A Town Called Solace is a novel told from three different perspectives: Clara, a young woman who sits at her window, waiting for her missing sister to return home, Liam, Clara's new neighbour who Clara watches with suspicion and Mrs. Orchard, the old woman who owns the house Liam is staying in. As their stories unfold, so does the mystery of what happened to Clara's sister and how Mrs. Orchard and Liam are connected.

Lawson is an acclaimed novelist who grew up in Ontario and now lives in the U.K. Her other novels include Crow LakeThe Other Side of the Bridge and Road EndsCrow Lake won the Amazon Canada First Novel Award.

Second Place is a novel about a woman who invites a famous artist to her remote coastal town. She hopes that his vision and talent will change her life, and her perspective on things. What unfolds is a study of humanity, beauty and connection, as the novel explores how our internal and external lives are connected.

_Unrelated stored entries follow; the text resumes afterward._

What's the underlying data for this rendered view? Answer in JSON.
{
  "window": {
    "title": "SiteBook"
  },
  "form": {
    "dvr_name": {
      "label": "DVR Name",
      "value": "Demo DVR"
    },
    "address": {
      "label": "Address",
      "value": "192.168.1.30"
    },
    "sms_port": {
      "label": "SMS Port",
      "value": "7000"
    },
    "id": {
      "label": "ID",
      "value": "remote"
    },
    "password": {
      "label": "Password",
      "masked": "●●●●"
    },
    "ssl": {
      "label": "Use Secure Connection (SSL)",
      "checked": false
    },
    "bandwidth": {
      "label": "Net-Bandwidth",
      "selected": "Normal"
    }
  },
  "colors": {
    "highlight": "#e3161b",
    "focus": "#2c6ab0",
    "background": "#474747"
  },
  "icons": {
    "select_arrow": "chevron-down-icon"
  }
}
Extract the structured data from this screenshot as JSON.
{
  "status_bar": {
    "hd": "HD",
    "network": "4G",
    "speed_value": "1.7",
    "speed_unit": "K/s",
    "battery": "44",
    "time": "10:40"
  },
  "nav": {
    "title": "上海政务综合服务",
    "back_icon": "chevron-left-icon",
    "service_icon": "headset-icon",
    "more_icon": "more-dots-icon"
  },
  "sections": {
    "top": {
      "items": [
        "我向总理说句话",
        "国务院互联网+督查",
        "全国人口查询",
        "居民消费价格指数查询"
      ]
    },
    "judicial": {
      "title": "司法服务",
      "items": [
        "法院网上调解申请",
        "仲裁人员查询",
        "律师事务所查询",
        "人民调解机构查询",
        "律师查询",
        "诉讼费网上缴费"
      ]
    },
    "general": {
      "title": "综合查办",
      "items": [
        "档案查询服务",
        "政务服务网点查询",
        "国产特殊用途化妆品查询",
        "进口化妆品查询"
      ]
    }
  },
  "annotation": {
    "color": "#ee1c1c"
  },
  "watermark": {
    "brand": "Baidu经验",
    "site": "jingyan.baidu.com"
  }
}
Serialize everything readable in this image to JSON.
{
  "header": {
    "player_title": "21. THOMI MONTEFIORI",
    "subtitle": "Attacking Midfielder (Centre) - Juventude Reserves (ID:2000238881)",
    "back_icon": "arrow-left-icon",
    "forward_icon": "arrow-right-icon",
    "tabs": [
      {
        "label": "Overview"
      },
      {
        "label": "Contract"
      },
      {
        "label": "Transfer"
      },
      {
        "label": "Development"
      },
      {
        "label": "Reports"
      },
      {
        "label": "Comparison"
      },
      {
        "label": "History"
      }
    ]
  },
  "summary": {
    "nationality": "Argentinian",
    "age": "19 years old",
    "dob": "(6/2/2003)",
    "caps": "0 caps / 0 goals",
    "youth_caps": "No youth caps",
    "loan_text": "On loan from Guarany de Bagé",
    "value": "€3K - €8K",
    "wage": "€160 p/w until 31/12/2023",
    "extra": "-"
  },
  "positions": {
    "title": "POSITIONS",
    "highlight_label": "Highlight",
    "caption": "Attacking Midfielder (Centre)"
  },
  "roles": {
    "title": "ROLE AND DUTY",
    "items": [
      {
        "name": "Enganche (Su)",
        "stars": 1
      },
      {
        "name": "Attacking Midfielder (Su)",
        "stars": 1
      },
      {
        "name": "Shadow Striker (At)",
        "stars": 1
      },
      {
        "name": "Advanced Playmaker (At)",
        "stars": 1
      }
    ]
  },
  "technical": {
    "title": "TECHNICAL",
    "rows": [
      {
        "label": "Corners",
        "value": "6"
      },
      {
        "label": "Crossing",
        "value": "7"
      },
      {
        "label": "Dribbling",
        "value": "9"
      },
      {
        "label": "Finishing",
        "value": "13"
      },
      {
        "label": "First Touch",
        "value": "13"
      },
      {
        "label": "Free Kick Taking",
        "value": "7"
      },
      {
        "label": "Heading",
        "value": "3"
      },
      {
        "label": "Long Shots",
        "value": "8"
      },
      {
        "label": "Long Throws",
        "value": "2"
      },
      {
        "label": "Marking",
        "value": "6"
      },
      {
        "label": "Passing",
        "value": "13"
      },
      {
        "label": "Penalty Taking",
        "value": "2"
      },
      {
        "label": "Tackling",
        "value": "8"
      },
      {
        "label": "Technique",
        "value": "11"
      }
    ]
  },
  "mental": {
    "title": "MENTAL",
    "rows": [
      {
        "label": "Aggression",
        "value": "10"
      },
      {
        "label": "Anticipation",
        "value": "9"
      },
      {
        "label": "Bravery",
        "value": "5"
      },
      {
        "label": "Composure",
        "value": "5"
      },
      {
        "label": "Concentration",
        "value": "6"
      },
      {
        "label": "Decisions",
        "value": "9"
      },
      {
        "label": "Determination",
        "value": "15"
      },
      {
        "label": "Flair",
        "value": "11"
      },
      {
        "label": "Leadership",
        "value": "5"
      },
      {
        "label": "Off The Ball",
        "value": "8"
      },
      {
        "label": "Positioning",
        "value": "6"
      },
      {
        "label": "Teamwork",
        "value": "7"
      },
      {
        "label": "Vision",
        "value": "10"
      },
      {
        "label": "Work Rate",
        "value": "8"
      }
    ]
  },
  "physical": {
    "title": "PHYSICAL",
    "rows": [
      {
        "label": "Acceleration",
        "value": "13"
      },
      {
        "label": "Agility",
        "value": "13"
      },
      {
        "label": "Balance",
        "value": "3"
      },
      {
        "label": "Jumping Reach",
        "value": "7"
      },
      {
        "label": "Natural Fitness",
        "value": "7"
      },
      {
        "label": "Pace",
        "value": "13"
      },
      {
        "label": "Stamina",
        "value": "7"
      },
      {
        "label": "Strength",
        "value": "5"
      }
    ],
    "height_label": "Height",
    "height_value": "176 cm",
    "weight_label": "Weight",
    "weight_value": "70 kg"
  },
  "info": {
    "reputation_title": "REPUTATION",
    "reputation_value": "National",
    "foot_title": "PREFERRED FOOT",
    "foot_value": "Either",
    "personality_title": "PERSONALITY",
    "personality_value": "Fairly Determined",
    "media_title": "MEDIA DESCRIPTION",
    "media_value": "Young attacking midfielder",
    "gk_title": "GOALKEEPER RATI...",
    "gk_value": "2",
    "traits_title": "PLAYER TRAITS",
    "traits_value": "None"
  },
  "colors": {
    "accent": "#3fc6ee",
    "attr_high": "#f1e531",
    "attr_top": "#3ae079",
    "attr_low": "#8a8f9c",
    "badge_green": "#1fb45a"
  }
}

Cusk is a Canadian-born novelist who lives in the U.K. She is best known for her Outline trilogy, which includes the novels Outline, Transit and Kudos. Both Outline and Transit were shortlisted for the Scotiabank Giller Prize, in 2015 and 2017, respectively.

Last year's winner was Scottish writer Douglas Stuart for his novel Shuggie Bain.

Margaret Atwood shared the 2019 prize with British novelist Bernardine Evaristo. Atwood was recognized for her novel The Testaments, and Evaristo for her novel Girl, Woman, OtherThey split the prize money evenly.

Atwood also won the prize in 2000, for the novel The Blind Assassin.

Two other Canadians other than Atwood have won the prize since its inception in 1969: Michael Ondaatje in 1992 for The English Patient and Yann Martel in 2002 for Life of Pi.